For many, Turkish Nobel Laureate Orhan Pamuk's vision of Istanbul as a society at a crossroads between westernization and tradition, defines this city. It is fitting, therefore, that Pamuk and his works provides a unique lens to understand Istanbul. Focusing on the affluent neighborhood Nisantasi where Pamuk grew up and which figures in many of his novels, this three-hour walking tour takes us deep into Pamuk's magical city and prompts us to ponder the intriguing interplays between fiction, reality, and the Istanbul evoked by this famous author and his enigmatic characters.
We will begin with an overview of Pamuk and his work, tracing his biography and covering key elements of his contributions to world literature, generally, and the idea of Istanbul, more specifically. We'll look directly at how the city itself acts as a character in his novels and how he has reinvented it for modern Turks—sometimes controversially.
"Although I've lived in other districts from time to time, fifty years on I find myself back in the Pamuk apartments, where my first photographs were taken, and where my mother first held me in her arms to show me the world,” writes Pamuk in Istanbul, Memories and the City. Much of our walk will take place in the streets of Nisantasi and, using the writer's texts as our guide, to seek out specific sites that play a role in such works as Istanbul, Memories and the City, The Museum of Innocence, and The Black Book. We'll pass by the writer's childhood home, the Pamuk Apartments, and the neighborhood's central mosque, Tesvikiye. We'll also visit the corner where the fictional journalist of The Black Book, Celal Salik was killed and the two-story apartment where the elusive paramour Füsun lived with her father Tarık Bey and her mother Nesibe in The Museum of Innocence.

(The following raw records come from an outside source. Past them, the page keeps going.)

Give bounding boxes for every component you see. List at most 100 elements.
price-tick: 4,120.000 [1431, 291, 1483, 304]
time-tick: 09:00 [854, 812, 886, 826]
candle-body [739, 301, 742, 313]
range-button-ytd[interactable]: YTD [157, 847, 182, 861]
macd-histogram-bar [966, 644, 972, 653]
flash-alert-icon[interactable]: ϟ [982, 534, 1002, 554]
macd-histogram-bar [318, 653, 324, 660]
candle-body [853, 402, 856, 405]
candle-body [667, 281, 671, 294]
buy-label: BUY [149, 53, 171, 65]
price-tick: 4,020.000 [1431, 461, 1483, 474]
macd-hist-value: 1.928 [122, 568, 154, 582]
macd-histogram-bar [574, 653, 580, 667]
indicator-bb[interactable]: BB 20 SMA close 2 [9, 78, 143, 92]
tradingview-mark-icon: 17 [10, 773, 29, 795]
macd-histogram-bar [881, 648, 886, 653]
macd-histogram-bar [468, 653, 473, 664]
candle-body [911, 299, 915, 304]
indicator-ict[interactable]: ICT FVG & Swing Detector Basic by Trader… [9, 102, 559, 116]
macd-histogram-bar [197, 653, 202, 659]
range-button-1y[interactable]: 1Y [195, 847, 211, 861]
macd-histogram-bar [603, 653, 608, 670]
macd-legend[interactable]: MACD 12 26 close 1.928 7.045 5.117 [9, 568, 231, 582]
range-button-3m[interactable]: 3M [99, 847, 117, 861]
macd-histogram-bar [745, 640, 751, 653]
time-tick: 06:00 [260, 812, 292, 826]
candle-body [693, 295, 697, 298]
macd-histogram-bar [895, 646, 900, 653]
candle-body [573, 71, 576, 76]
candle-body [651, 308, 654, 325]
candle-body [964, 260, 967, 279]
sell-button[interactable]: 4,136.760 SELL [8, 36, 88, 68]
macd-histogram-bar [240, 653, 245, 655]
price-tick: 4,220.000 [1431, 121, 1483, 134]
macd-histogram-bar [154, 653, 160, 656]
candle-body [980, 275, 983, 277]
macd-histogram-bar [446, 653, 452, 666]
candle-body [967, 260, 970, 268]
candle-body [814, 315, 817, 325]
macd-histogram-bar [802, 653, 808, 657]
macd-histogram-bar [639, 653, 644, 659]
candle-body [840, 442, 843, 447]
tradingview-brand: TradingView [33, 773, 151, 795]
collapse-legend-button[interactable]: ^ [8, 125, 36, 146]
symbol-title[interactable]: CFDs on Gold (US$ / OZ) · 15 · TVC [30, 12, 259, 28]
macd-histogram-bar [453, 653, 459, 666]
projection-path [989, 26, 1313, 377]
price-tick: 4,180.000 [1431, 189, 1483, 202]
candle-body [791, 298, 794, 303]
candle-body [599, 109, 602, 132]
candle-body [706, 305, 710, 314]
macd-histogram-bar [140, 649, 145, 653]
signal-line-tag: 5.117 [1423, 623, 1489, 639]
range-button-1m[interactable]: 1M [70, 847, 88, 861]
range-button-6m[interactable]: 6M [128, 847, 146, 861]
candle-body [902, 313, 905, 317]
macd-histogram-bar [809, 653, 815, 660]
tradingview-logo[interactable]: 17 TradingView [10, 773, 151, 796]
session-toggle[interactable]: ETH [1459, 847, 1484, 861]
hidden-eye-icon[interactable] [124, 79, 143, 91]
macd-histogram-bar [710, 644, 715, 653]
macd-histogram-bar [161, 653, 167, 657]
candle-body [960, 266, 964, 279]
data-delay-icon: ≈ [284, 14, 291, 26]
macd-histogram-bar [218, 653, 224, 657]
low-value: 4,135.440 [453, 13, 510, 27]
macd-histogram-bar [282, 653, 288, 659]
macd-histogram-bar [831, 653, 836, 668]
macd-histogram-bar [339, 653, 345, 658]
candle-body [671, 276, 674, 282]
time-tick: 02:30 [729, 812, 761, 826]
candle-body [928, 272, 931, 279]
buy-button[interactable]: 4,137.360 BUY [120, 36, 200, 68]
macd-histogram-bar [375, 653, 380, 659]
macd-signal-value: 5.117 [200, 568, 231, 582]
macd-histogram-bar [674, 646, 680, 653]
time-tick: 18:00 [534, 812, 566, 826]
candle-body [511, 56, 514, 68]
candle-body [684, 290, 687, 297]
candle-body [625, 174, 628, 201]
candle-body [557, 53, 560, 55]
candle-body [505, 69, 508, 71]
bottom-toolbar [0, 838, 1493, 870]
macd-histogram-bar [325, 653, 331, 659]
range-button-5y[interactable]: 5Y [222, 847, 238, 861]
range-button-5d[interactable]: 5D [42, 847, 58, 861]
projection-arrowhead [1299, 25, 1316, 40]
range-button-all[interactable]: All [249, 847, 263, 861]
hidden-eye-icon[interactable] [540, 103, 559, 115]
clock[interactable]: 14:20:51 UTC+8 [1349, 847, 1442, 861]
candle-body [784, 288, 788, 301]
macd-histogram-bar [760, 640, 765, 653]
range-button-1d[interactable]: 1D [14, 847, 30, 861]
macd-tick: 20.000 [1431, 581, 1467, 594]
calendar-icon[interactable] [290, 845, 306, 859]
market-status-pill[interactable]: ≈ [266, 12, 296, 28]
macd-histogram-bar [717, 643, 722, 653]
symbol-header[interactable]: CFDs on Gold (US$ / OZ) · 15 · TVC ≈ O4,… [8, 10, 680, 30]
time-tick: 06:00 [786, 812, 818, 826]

Our focus will extend beyond the literary and look at the state of intellectualism in Turkey today. We'll consider the role the city plays in international arts and culture and what Pamuk, and the city he invents, mean to writers, artists, and thinkers.
Our discovery will conclude at the newly inaugurated Museum of Innocence, inspired by Pamuk’s eponymous 2008 novel. In the novel, the author describes how his main character, Kemal, collects his lovers belongings and the logic behind how he sets them out in the museum. On display is a collection of antique objects and furniture, bric-a-brac, personal effects and signs that resemble objects found in the novel, embodying both daily life in Istanbul during the second half of the twentieth century and the blurry line between fact and fiction.